A method for manufacturing a power storage device, comprising:
The electrode assembly is accommodated therein, and arranged upward the electrolytic tank case sealed with the lid, the electrolyte tank to the atmosphere communication with, whether One prior Symbol the case with vacuum pump Without reducing the pressure, the electrolytic solution tank and the injection hole of the case are held in a state in which the electrolytic solution in the electrolytic solution tank is guided in an airtight manner to the injection hole so that the volume of the case increases. The first state in which the first urging force for urging the side wall of the case to the outside of the case to deform the side wall is applied and the second state in which the deformation of the side wall to the outside of the case is eliminated are repeated. Having an electrolyte injection process,
In the electrolytic solution injecting step, the adsorbing portion that adsorbs the side wall of the case is caused to reciprocate linearly together with the side wall.   In the electrolyte solution injection step, while the second state is changed to the first state again, the side wall is deformed by urging the side wall toward the inside of the case so as to reduce the volume of the case. The method for manufacturing a power storage device according to claim 1, wherein a third state in which an urging force of 2 is applied and a fourth state in which deformation of the side wall toward the inside of the case is eliminated. An electrolyte injection device for a power storage device,
The electrode assembly is accommodated therein, and an electrolytic solution tank which is disposed above the casing of the electric storage device sealed by the lid, the electrolyte tank holds the atmosphere communication with, before Symbol Case without depressurizing the inner with vacuum pump, and holding means for holding the injection hole of the said electrolytic solution tank case, the electrolyte of the electrolytic solution tank in a state guided in an airtight state to the injection hole ,
A first state in which a first urging force is applied to the side wall of the case to urge the side wall to the outside of the case so as to increase the volume of the case and to deform the side wall, and the deformation of the side wall is eliminated. Pressure applying means that can be changed to the second state in which the action of the first urging force is released,
The pressure applying means is an electrolyte injection device for a power storage device, comprising: an adsorbing unit that adsorbs the side wall; and a drive unit that reciprocally moves the adsorbing unit that adsorbs the side wall together with the side wall.

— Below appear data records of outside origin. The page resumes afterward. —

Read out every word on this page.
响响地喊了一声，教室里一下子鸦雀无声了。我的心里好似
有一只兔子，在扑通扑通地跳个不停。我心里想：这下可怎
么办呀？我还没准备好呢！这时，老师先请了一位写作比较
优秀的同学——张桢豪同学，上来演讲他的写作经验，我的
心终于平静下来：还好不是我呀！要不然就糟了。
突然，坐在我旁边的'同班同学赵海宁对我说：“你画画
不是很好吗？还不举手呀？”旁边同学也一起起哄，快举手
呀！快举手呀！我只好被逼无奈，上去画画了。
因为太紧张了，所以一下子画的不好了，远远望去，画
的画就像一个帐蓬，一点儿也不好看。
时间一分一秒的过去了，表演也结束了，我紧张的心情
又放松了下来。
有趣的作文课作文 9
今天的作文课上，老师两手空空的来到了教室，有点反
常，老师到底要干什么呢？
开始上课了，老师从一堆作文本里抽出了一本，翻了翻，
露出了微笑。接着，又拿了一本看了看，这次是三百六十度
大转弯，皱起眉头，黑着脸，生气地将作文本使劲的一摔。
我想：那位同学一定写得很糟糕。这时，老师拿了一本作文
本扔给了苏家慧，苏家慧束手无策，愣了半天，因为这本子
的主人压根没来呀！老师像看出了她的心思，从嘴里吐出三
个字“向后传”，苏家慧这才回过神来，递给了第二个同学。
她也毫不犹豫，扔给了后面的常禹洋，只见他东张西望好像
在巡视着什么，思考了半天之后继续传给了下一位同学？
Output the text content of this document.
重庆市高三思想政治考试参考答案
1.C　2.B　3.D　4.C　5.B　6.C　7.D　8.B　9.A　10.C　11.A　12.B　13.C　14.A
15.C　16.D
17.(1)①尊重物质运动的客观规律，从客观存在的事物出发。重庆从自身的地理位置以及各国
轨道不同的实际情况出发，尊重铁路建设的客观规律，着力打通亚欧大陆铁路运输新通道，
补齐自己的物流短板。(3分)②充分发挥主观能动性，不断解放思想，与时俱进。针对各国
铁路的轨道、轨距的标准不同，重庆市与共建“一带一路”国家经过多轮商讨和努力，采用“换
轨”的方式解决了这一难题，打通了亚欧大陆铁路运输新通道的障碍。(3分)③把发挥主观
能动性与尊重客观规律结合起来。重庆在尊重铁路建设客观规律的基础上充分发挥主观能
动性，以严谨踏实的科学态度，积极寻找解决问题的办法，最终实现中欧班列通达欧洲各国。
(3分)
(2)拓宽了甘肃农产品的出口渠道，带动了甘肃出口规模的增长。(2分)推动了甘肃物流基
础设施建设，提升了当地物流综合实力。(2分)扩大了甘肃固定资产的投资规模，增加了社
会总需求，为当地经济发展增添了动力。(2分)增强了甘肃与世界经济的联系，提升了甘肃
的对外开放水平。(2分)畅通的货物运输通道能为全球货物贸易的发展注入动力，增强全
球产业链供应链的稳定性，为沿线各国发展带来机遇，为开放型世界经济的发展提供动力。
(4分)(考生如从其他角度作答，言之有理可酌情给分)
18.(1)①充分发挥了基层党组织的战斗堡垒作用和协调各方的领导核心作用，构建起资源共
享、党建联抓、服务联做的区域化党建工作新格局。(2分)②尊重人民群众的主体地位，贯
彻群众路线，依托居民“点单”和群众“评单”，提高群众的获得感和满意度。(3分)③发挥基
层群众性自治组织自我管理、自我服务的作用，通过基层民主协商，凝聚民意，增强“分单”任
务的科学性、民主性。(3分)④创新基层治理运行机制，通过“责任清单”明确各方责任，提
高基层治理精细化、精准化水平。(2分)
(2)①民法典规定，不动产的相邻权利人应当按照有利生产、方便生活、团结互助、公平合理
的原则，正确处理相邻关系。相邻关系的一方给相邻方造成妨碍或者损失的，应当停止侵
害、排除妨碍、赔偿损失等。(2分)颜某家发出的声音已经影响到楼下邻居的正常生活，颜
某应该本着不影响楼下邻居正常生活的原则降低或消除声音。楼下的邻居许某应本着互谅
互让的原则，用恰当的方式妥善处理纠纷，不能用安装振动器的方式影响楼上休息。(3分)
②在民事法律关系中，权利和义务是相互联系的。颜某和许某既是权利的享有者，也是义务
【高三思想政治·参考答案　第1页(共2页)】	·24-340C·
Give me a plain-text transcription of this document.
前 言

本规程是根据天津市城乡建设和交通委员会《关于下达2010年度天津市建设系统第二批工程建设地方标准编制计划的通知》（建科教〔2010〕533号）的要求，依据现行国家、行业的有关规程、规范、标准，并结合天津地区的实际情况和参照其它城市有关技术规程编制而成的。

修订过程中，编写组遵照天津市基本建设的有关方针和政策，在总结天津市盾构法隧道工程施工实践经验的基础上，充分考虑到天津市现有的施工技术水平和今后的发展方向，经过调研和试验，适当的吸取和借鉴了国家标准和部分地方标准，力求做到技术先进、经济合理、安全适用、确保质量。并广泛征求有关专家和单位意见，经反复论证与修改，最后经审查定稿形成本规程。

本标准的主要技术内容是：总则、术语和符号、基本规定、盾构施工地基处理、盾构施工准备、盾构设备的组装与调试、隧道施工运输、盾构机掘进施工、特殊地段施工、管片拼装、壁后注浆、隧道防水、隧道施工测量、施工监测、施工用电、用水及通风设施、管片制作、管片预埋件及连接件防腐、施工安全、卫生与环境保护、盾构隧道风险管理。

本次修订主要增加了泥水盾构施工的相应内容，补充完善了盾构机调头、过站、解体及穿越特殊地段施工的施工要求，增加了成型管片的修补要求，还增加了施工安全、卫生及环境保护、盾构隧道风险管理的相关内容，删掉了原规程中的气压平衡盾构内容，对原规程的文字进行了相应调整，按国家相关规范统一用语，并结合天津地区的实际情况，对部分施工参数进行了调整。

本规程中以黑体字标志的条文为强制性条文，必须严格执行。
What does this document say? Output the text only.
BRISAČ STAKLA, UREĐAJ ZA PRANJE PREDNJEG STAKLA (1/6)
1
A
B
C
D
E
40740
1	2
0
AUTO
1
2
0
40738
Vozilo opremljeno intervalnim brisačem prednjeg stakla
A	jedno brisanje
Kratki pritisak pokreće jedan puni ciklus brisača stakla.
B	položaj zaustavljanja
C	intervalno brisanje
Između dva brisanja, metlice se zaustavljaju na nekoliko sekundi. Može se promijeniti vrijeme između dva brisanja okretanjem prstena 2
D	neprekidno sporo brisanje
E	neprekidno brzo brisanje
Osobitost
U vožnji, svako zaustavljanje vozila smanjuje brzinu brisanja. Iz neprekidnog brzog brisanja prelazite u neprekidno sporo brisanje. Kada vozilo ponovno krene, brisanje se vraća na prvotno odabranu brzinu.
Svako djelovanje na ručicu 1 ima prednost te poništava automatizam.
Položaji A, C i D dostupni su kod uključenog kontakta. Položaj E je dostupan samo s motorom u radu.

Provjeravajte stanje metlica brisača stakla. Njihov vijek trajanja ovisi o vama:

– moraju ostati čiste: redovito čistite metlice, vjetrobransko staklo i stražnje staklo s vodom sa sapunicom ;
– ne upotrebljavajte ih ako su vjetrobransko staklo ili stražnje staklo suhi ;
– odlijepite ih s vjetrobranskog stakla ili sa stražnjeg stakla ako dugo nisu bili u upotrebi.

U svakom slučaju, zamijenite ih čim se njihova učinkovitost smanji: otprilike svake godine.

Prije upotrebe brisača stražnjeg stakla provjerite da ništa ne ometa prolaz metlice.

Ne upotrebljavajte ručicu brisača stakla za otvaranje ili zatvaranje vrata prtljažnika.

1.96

The pressure applying means deforms the side wall by adding the side wall of the case to the first state and the second state and urging the side wall to the inside of the case so as to reduce the volume of the case. The third state in which the second biasing force to be applied can be changed, and the fourth state in which the action of the second biasing force is canceled so that the deformation of the side wall can be eliminated. Electrolyte injection device for power storage device.